Final: France and Norway ready for another classic

19 Dec. 2021

Final: France and Norway ready for another classic

No other teams have met more often in the IHF Women’s World Championship final than Norway and France, with 16% of the gold-medal games in the history of the competition featuring the two powerhouses.

Norway have won once and France secured the gold medal at Germany 2017, but the big question is who is going to come out unscathed this time, in Granollers, and write another page of history.

France vs Norway 17:30 CET

It was not a foregone conclusion, but after 106 matches at Spain 2021, France and Norway consistently found new ways to remain undefeated throughout the 25th IHF Women’s World Championship. Therefore, the two European powerhouses, which are two of the greatest teams in the last two decades in women’s handball, will have the chance to exert their domination once again on Sunday, in Granollers. 

Since 1999, France have won five medals in the world handball flagship competition, with two gold medals and three silver medals, while Norway have secured seven medals, improving their all-time tally to 10, a record for the IHF Women’s World Championship. 

At Spain 2021, the two sides face again in the final, for the fourth time in history, an all-time record for the pairing in the last act of the competition. Norway won two of those finals, at Denmark/Norway 1999 and at Brazil 2011, while France hope to emulate their win from Germany 2017, when they displayed a vintage defence to secure a 23:21 win.

It was the same gritty and sturdy defence that brought them in this place, created, developed and perfected by coach Olivier Krumbholz, one of the most successful masterminds in handball’s history. Krumbholz, who is synonymous with France’s ascension in the past 20 years, will definitely earn his 12th medal in major tournaments, having won the IHF Women’s World Championship and the EHF EURO twice each and the women’s handball tournament at the Olympic Games once.

Krumbholz only trails Sunday’s opponent, Thorir Hergeirsson, in the all-time coaching stats, as Hergeirsson has just secured his 13th medal since taking over for Marit Breivik as Norway women’s national team coach in 2009.


“Norway are one of the best, if not the top team on the planet right now. Therefore, we need to prepare and be careful,” said Krumbholz, after the 23:22 win against Denmark, in the semi-final.

But if such a successful team like France have a complex, it surely is one against Norway, a team that they have won against only three times in history and whom they have lost two IHF Women’s World Championship finals and one EHF EURO final, exactly one year ago, in Herning, Denmark, 20:22.

It was a difficult moment for France, but they bounced back admirably, sealing the gold medal at the Olympic Games Tokyo 2020 and securing their best-ever start at the IHF Women’s World Championship over the past three weeks, winning all eight games on their way to the final.

In fact, with Norway also unbeaten, with seven wins and one draw against Sweden, this is the first time in the competition since the knockout format has been implemented in 1995, when two sides that have never dropped a game will face off for the great prize and following the Netherlands as the world champions.

“It is a true classic in women’s handball, I am very excited.
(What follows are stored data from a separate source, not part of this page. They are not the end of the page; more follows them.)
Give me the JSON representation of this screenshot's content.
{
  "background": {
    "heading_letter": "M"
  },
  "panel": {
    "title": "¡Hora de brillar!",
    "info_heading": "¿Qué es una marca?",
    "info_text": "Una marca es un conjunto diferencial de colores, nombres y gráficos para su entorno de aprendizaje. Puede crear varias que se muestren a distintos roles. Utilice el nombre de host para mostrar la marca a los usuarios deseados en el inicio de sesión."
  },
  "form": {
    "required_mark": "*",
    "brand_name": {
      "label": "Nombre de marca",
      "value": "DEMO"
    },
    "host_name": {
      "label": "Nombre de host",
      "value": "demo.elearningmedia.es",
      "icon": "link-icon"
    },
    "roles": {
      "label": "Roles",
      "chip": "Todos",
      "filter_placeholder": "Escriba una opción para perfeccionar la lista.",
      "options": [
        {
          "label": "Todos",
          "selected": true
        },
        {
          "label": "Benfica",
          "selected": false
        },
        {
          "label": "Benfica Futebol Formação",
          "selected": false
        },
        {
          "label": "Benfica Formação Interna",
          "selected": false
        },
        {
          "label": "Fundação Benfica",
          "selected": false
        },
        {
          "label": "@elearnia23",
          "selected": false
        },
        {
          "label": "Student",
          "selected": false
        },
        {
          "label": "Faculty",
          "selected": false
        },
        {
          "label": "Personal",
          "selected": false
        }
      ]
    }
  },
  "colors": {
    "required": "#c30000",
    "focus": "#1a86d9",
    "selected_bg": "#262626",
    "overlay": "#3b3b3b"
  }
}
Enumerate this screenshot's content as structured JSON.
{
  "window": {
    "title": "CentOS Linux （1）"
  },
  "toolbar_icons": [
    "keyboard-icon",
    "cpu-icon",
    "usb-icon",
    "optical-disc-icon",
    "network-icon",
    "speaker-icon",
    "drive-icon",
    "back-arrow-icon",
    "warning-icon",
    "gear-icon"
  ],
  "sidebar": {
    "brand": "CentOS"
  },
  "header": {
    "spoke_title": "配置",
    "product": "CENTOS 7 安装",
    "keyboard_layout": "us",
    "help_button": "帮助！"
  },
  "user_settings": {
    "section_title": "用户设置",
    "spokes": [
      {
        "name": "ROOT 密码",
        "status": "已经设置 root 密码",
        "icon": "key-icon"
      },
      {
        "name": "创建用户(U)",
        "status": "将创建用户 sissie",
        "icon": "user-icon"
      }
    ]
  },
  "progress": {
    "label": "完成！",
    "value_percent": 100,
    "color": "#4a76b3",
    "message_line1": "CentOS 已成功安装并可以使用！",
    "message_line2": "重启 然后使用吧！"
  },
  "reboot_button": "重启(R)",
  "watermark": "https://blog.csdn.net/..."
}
I looked a bit at them during this competition, they are very good, therefore the match is completely open,” said Norway’s right back, Nora Mork, the top scorer of the Scandinavian side at Spain 2021, with 38 goals.

Mork was unusually quiet in the first matches in the competition but has morphed into an unstoppable force in the knock-out phase, scoring nine goals against RHF in the quarter-finals and eight times against Spain in the semi-finals. The 30-year-old right back is also the top assists provider for Norway, with 38, in the first eight matches of the competition.
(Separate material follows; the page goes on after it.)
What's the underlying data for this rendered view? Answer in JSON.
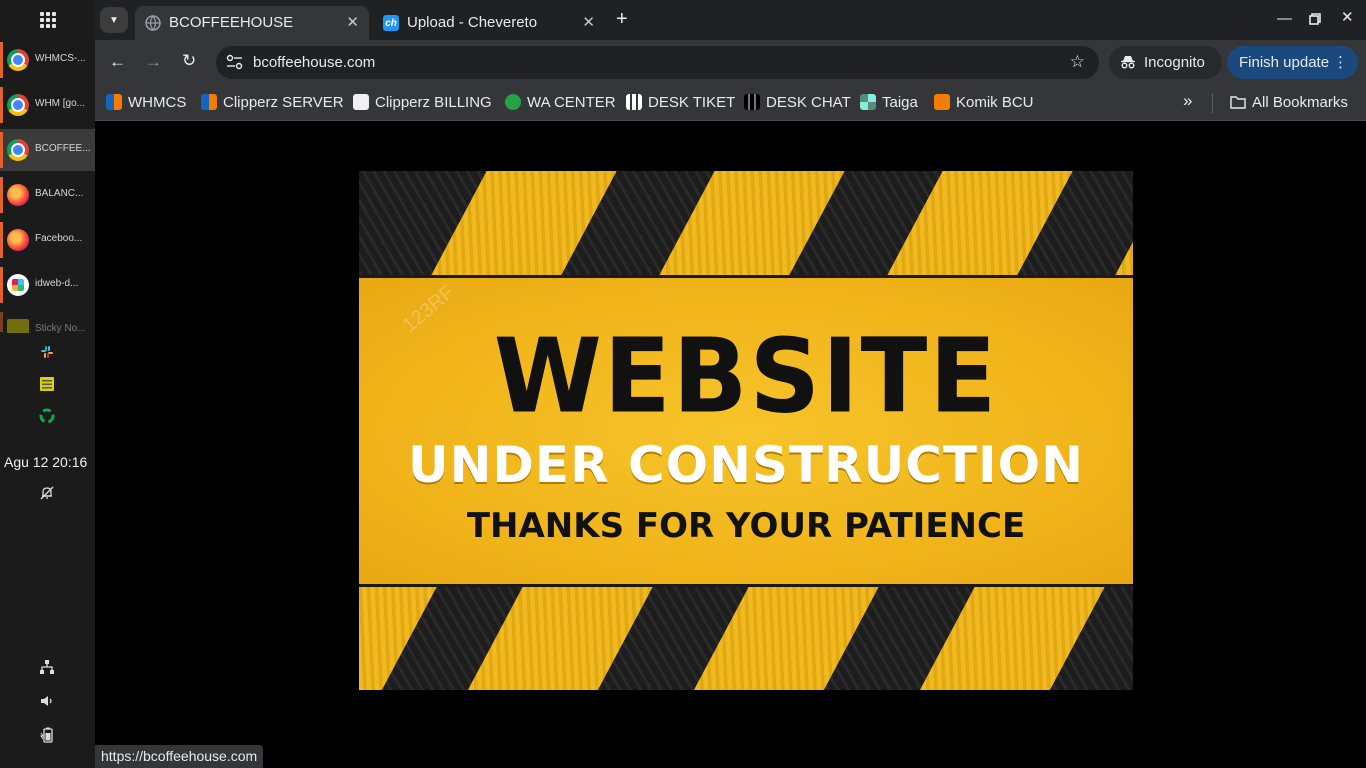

The stakes are high for Norway, who are holding the record for the most medals won at the IHF Women’s World Championship, 10, but can also go joint-top with Russia as the most successful team in the history of the competition with four gold medals.
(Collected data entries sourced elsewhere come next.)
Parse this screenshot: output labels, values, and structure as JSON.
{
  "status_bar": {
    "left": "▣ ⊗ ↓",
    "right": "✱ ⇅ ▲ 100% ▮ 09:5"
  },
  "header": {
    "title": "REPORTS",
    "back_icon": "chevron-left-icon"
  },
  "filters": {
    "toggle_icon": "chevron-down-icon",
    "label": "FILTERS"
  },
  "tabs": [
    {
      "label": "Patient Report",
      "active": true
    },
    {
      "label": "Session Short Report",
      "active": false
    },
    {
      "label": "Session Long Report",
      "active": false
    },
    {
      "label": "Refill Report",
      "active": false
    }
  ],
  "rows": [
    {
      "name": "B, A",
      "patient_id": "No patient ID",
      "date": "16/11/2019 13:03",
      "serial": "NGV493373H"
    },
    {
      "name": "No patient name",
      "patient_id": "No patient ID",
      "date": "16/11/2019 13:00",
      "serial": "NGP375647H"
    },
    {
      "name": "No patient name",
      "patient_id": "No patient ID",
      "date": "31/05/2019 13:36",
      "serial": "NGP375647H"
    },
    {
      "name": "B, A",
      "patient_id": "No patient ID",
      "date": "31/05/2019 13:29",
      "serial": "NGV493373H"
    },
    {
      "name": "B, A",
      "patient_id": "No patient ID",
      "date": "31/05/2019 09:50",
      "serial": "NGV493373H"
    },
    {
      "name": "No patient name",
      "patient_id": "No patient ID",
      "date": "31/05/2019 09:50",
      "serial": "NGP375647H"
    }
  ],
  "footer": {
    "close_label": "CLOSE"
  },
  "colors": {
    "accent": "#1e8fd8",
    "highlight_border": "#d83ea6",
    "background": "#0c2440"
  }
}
“It would be amazing, really, but the biggest motivation is to win a gold medal. Fullstop,” said Norway’s centre back, Stine Bredal Oftedal who, alongside left wing Camilla Herrem, can become only the 19th and 20th players to secure the gold medal three times.

A win would also seal Norway’s best performance in a single edition in the world handball flagship competition, which they have never won without dropping at game in the previous three editions, cementing their status as one of the best handball nations of all time.